С тем же правом, что в “Очерках визуальности”, книга могла бы быть издана в серии (если бы у “НЛО” такая была), посвященной, допустим, истории человеческих типов и отношений, психологии политики, истории культурных механизмов или политических стратегий. Визуальность, вкупе с тектоничностью, пластичностью и прочими объективными вещами, в истории с Зодчим Сталиным оказалась скорее орудием всего названного.
“Зодчего Сталина” можно прочитать как историю конформизма, “сдачи и гибели” советских архитекторов и представленной ими профессиональной области в целом. А можно и иначе: как историю складывания эстетической области, у которой, казалось бы, не было никаких оснований к тому, чтобы возникнуть; как размышление о природе и истоках эстетического. У эстетического есть еще ведь и такие корни: когда б вы знали, из какого сора... Это тоже эстетика: структура чувственно воспринимаемой среды, которая задает человеку его — внутренние и внешние — состояния.

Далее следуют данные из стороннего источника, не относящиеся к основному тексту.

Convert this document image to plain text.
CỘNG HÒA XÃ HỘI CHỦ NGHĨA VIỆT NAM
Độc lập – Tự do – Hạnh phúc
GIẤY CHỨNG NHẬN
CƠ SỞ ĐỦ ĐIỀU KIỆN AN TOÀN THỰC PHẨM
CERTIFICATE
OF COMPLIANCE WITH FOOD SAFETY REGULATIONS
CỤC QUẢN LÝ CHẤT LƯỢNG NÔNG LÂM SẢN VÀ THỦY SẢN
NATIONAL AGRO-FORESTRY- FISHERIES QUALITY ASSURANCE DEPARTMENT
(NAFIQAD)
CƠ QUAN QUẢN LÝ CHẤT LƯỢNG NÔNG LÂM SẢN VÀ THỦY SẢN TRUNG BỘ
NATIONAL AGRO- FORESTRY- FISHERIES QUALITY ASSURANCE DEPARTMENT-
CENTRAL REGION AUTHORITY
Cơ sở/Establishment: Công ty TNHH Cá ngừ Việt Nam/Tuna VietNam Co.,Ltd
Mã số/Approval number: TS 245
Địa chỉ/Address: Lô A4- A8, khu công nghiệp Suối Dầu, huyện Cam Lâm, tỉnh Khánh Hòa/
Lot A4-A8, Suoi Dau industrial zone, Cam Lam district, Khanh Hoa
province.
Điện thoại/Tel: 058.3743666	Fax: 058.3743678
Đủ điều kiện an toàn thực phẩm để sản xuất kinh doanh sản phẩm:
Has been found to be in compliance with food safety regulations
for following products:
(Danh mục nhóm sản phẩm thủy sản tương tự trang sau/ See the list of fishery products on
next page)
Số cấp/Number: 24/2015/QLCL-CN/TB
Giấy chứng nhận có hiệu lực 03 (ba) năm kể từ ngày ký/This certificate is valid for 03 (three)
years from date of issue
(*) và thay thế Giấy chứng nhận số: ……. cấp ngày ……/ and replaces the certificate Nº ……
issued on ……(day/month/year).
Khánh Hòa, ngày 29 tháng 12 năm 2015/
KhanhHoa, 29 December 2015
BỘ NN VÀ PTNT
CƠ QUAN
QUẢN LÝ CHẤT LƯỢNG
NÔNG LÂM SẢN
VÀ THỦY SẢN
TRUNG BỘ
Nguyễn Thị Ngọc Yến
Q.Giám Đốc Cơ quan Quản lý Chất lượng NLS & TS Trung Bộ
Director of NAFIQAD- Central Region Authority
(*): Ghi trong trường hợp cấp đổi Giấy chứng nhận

Хмельницкий — с позиций профессионального и теоретика, и практика архитектуры (он и по сей день проектирует здания в Берлине) — уверен, что плоды, вскормленные этими заведомо ядовитыми корнями, ядовиты и сами. Что в сталинской архитектуре по определению не может быть ничего хорошего. Что она — уродливое вздутие на теле градостроительного искусства, и остается лишь жалеть, что рассосаться без следа этому вздутию, скорее всего, не удастся.
При этом факт есть факт: стиль, придуманный Сталиным, давно уже вышел из-под контроля и своего создателя, и теоретиков (если вообще когда-то был под контролем этих последних) и зажил собственной жизнью, заставляя считаться с собою как с фактом, а многих склоняя даже симпатизировать ему без всяких симпатий к сталинизму.

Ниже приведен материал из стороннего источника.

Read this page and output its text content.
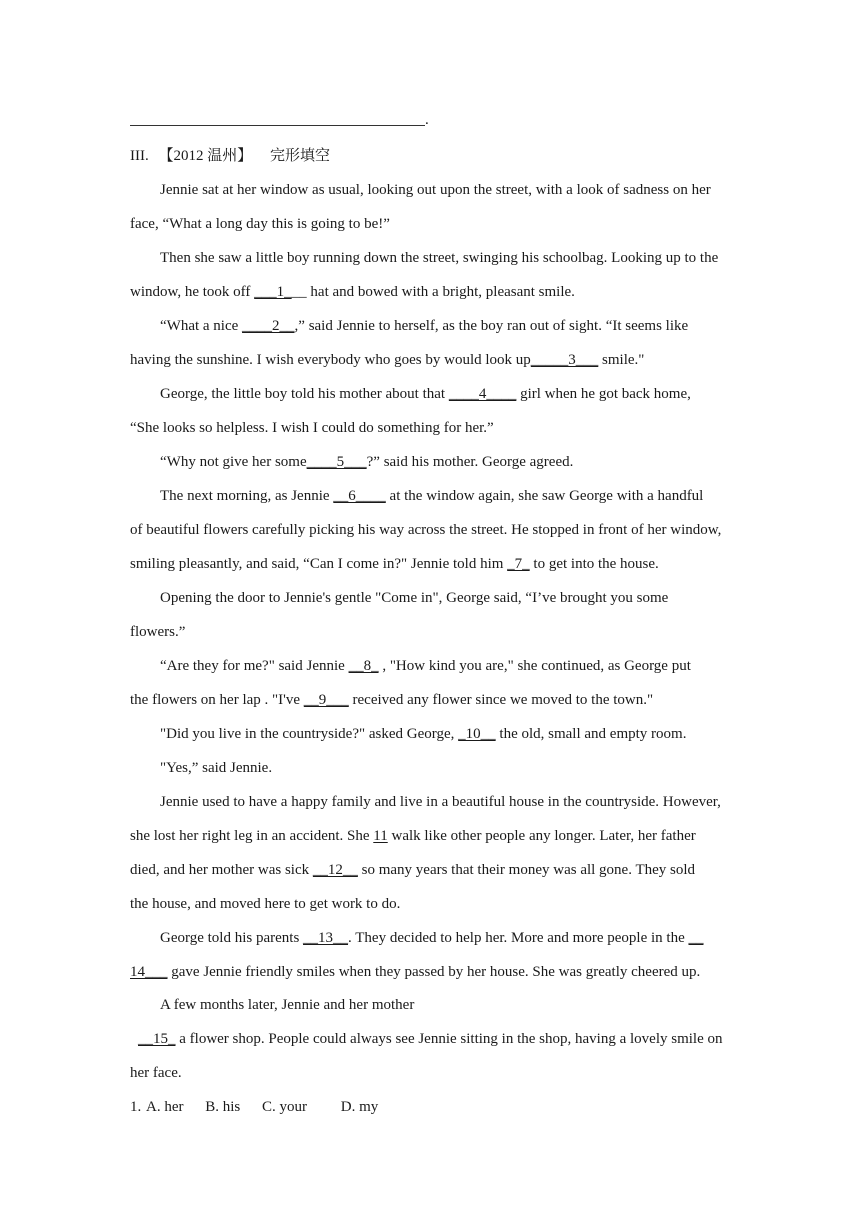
.
III. 【2012 温州】 完形填空
Jennie sat at her window as usual, looking out upon the street, with a look of sadness on her
face, “What a long day this is going to be!”
Then she saw a little boy running down the street, swinging his schoolbag. Looking up to the
window, he took off ___1___ hat and bowed with a bright, pleasant smile.
“What a nice ____2__,” said Jennie to herself, as the boy ran out of sight. “It seems like
having the sunshine. I wish everybody who goes by would look up_____3___ smile."
George, the little boy told his mother about that ____4____ girl when he got back home,
“She looks so helpless. I wish I could do something for her.”
“Why not give her some____5___?” said his mother. George agreed.
The next morning, as Jennie __6____ at the window again, she saw George with a handful
of beautiful flowers carefully picking his way across the street. He stopped in front of her window,
smiling pleasantly, and said, “Can I come in?" Jennie told him _7_ to get into the house.
Opening the door to Jennie's gentle "Come in", George said, “I’ve brought you some
flowers.”
“Are they for me?" said Jennie __8_ , "How kind you are," she continued, as George put
the flowers on her lap . "I've __9___ received any flower since we moved to the town."
"Did you live in the countryside?" asked George, _10__ the old, small and empty room.
"Yes,” said Jennie.
Jennie used to have a happy family and live in a beautiful house in the countryside. However,
she lost her right leg in an accident. She 11 walk like other people any longer. Later, her father
died, and her mother was sick __12__ so many years that their money was all gone. They sold
the house, and moved here to get work to do.
George told his parents __13__. They decided to help her. More and more people in the __
14___ gave Jennie friendly smiles when they passed by her house. She was greatly cheered up.
A few months later, Jennie and her mother
__15_ a flower shop. People could always see Jennie sitting in the shop, having a lovely smile on
her face.
1. A. her B. his C. your D. my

Ведь именно он — послушно, старательно, хотя никакой вождь давно уже не указывает, — воспроизводится в современных грандиозных жилых комплексах для Очень Богатых Людей. Это им, эвфемистически именуемым средним классом — воплощением социальной устойчивости, живым образцом благополучия и процветания, — адресуются в качестве элитного жилья новые высотки4, и не думающие — напротив того! — скрывать свои стилистические истоки. Нет, современные преемники “Стиля Сталин” гордятся этой преемственностью. Они подчеркивают ее в рекламе. В Москве таковы, например, высотка на Соколе (вообще к 2015 году их, говорят, планируется соорудить аж шестьдесят — “новое кольцо Москвы”5, прямые наследники тех семи, что успели построить при Сталине), небоскребы “Алых парусов”, перенасыщенные до приторности цитатами из сталинского монументализма, комплекс “Шуваловский” напротив МГУ, планирующийся — под него сейчас расчищают территорию — комплекс “Гончарный” около высотки в Котельниках, которому назначено повторить ее очертания и слиться с ней в единое целое…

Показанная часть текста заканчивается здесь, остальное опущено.